ECLI:NL:CRVB:2008:BC7762
Centrale Raad van Beroep
- Hoger beroep
- Ch. van Voorst
- H.G. Rottier
- B. Barentsen
- Rechtspraak.nl
Beoordeling van arbeidsongeschiktheid en recht op WAZ-uitkering na weigering door Uwv
In deze zaak gaat het om de beoordeling van de arbeidsongeschiktheid van appellant, die in februari 1998 een galerie begon en op 17 februari 2003 een aanvraag indiende voor een uitkering op basis van de Wet arbeidsongeschiktheidsverzekering zelfstandigen (WAZ). Het Uitvoeringsinstituut werknemersverzekeringen (Uwv) weigerde de uitkering, stellende dat appellant op de datum van intreden van de arbeidsongeschiktheid, 1 juni 1996, niet verzekerd was voor de WAZ. Appellant maakte bezwaar, maar het Uwv handhaafde zijn standpunt. De rechtbank Amsterdam verklaarde het beroep van appellant gegrond, maar het Uwv concludeerde na deze uitspraak dat appellant per 17 februari 2003 belastbaar was conform de Functionele MogelijkhedenLijst (FML). De rechtbank verklaarde het beroep tegen het bestreden besluit ongegrond, wat appellant ertoe bracht om in hoger beroep te gaan.

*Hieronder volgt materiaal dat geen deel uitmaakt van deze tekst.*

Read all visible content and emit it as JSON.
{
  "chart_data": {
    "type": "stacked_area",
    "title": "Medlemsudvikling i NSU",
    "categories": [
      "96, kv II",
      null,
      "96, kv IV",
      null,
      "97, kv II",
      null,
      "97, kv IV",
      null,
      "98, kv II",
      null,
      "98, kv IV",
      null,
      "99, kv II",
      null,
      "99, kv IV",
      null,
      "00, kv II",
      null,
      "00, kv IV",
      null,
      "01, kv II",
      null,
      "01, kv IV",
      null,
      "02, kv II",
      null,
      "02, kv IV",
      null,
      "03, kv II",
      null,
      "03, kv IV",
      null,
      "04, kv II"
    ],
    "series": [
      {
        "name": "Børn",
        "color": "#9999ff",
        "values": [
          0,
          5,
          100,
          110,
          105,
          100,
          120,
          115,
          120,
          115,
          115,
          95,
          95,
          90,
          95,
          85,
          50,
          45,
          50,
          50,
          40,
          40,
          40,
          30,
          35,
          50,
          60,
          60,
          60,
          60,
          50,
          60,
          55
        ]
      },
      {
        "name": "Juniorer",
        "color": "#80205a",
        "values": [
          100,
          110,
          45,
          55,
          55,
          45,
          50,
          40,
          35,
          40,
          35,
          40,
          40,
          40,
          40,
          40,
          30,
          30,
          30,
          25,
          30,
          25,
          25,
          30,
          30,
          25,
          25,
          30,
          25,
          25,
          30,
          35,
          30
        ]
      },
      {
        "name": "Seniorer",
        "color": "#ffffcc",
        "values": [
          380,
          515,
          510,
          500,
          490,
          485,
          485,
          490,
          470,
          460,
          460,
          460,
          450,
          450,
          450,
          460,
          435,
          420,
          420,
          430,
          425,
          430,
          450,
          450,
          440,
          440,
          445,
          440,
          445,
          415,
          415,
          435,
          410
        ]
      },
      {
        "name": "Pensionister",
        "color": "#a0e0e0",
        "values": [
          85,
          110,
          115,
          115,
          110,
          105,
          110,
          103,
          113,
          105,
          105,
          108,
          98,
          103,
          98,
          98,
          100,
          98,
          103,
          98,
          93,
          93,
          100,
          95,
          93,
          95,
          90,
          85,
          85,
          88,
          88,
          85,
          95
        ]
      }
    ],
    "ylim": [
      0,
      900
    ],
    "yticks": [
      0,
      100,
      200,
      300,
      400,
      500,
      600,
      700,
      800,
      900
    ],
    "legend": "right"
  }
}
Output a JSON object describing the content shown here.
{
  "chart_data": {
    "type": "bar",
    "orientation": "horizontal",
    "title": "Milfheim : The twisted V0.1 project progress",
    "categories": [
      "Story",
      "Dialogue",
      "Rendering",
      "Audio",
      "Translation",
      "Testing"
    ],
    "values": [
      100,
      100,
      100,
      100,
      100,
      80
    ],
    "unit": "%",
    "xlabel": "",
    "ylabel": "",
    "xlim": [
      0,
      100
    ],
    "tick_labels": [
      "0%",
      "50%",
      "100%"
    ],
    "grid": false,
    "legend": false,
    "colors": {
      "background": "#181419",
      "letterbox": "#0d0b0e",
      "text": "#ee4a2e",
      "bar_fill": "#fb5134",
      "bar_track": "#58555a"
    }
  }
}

Tijdens de zitting op 13 februari 2008 was appellant niet aanwezig, maar het Uwv werd vertegenwoordigd door drs. F.A. Steeman. De Centrale Raad van Beroep oordeelde dat het hoger beroep slaagde. De Raad stelde vast dat het Uwv niet had beoordeeld of er in de door appellant aangegeven periode sprake was van arbeidsongeschiktheid die de wettelijke wachttijd van 52 weken overschreed. De Raad concludeerde dat appellant per 1 augustus 1999 voldeed aan de voorwaarden voor een WAZ-uitkering, ondanks dat hij in die periode inkomsten had uit de verkoop van zijn schilderijen. De Raad vernietigde de aangevallen uitspraak, verklaarde het beroep gegrond en oordeelde dat het Uwv een nieuw besluit op bezwaar moest nemen, rekening houdend met de overwegingen in deze uitspraak. Tevens werd het Uwv veroordeeld in de proceskosten van appellant, die in totaal € 966,- bedroegen, en moest het griffierecht van € 142,- vergoeden.